Phytic Acid and Growth Issues in Children

Growing children are most susceptible to the potentially growth stunting effects of a diet high in phytic acid in addition to highly processed foods and minimal vegetables and fruits.  A young vegetarian child who is already not eating much protein and whose calories are mostly wheat chapatis, lentils, and rice may not be meeting his or her growth potential.  Proper calcium and vitamin D absorption, which is impaired by excess phytic acid,  is essential for bone development and growth.  In fact, a scientific study in the prestigious journal Lancet back in 1972 observed nutritional rickets (vitamin D deficiency) and osteomalacia (bone weakening) in Indian immigrants consuming a primarily wheat-based diet.  The study authors stated the following:

The high dietary phytic acid among the chapati-eating Asian immigrants may be sufficient to impair calcium absorption and account for the nutritional rickets and osteomalacia in this population group.”

Osteoporosis Risk

Even the well recognized national osteoporosis foundation (NOF) has put in a disclaimer on their website about beans, stating that:

While beans contain calcium, magnesium, fiber and other nutrients, they are also high in substances called phytates.  Phytates interfere with your body’s ability to absorb the calcium that is contained in beans…”

A typical Indian meal of whole wheat chapatis and kidney bean curry (rajma) with lentils may be depleting your body’s calcium and vitamin D stores.  Add on top of that the fact that most Indians are vitamin D deficient (due to skin color and limited sun exposure) and inactive (prevents healthy bone building) and you have a recipe for the development of osteoporosis, especially in women.  This study highlights the combination of high phytic acid, low dietary calcium intake, and low vitamin D as being contributors to the high incidence of poor bone health in Asian Indians.
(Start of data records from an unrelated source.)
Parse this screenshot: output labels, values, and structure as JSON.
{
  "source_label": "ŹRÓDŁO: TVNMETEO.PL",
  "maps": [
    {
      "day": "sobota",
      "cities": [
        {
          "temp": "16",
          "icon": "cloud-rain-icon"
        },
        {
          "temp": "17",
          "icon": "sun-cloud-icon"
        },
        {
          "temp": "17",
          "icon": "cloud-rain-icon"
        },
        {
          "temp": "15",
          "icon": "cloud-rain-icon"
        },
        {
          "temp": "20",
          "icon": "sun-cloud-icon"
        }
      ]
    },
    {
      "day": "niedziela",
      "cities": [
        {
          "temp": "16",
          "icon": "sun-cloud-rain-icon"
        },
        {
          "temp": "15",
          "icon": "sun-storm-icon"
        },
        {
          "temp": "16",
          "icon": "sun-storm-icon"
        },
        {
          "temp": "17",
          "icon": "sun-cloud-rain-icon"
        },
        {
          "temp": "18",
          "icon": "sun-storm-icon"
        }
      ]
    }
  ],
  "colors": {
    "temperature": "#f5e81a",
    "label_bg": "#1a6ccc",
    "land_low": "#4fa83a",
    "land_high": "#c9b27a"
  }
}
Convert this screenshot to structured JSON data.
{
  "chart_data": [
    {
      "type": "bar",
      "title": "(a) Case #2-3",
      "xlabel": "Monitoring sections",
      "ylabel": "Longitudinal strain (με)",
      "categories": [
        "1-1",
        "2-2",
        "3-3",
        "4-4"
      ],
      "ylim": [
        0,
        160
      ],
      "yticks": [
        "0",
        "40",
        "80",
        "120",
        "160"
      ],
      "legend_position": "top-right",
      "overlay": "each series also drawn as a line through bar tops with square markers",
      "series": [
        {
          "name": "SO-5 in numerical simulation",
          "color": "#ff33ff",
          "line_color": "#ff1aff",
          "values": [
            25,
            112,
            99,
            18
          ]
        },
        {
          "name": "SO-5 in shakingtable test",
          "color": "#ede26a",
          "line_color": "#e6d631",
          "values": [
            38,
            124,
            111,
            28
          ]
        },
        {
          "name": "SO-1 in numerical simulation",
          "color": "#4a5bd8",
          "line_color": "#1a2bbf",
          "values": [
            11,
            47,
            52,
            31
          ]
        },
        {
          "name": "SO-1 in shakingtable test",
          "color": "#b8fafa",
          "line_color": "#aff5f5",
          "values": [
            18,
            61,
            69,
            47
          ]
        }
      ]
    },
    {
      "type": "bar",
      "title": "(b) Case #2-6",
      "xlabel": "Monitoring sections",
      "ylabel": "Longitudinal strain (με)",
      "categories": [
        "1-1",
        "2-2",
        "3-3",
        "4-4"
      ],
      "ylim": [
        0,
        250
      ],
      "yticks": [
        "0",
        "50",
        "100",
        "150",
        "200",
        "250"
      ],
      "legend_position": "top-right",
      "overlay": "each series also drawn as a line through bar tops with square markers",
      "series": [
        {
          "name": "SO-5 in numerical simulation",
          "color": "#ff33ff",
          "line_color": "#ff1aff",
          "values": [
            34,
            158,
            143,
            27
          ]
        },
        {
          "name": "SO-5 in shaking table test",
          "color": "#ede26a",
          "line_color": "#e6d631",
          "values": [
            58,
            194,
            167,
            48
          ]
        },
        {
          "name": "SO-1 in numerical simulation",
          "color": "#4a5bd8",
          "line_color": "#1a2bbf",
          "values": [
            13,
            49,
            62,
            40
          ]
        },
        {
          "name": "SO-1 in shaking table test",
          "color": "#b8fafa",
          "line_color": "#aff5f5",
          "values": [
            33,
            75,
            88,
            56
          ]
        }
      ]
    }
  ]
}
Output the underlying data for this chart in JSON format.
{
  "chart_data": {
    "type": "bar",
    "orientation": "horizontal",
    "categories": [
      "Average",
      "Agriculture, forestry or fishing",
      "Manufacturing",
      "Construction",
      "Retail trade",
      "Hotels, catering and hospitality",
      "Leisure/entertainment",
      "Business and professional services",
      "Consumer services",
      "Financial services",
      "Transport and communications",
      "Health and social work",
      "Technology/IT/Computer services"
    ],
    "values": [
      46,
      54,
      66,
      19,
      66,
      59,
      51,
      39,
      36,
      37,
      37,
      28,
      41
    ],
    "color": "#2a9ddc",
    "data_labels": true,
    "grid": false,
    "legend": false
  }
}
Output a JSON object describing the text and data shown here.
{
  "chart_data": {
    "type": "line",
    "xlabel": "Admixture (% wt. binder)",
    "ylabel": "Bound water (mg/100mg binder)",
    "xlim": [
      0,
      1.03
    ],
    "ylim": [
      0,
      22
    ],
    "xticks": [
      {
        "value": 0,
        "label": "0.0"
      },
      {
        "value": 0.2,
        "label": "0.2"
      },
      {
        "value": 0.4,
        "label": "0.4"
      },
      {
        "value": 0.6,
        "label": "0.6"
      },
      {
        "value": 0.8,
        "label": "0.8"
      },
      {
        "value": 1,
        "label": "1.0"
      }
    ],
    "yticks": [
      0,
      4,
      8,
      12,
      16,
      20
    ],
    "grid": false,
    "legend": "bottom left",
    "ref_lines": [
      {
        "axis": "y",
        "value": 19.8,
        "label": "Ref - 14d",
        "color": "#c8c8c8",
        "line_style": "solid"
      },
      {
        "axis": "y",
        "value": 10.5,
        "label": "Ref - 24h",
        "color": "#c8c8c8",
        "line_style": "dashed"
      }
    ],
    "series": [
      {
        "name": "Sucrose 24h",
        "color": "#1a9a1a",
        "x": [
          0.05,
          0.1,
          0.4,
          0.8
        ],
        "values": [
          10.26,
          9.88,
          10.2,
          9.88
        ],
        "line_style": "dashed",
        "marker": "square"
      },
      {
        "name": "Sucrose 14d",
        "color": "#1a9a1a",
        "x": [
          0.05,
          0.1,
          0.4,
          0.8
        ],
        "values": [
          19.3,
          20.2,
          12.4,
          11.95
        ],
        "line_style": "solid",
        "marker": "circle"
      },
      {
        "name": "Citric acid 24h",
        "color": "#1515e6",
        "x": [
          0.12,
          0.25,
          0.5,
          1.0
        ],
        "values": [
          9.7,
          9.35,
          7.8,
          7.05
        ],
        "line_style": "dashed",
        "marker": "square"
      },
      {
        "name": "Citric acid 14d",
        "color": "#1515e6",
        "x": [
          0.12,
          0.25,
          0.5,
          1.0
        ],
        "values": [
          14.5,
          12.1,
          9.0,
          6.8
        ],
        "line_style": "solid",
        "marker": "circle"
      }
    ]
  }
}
How to Reduce Phytic Acid In Your Diet

I’m not suggesting you eliminate staple foods such as grains, legumes, nuts/seeds from your eating plan.  You need to instead make special efforts to increase your consumption of protein, healthy fats, high quality dairy, and at least 6-8 servings of fresh vegetables and fruit.  In other words, shift the balance of your meals and snacks so they are not so phytic acid dominant and pay special attention to the nutrient and growth depleting effects of staple South Asian foods on your child’s diet.  This has become such a crisis in the diet of today’s South Asian child, that I had my wife, pediatrician Shally Sinha, help me write an extensive chapter on Children’s Health in my book.  If you can hold onto eggs as some vegetarians are open to, please do so.  Eggs are one of the most perfect foods on earth and do not worry about the so-called cholesterol raising effects of eggs as I discuss here.  In addition, keep in mind that the traditional practice of soaking, sprouting and fermenting grains, legumes, nuts and seeds may reduce some of the anti-nutrient content of these foods.   In the end, if you strive towards maximizing nutrient dense foods and minimizing nutrient depleting foods, you improve the growth and development of your children, and overall health at every stage of life.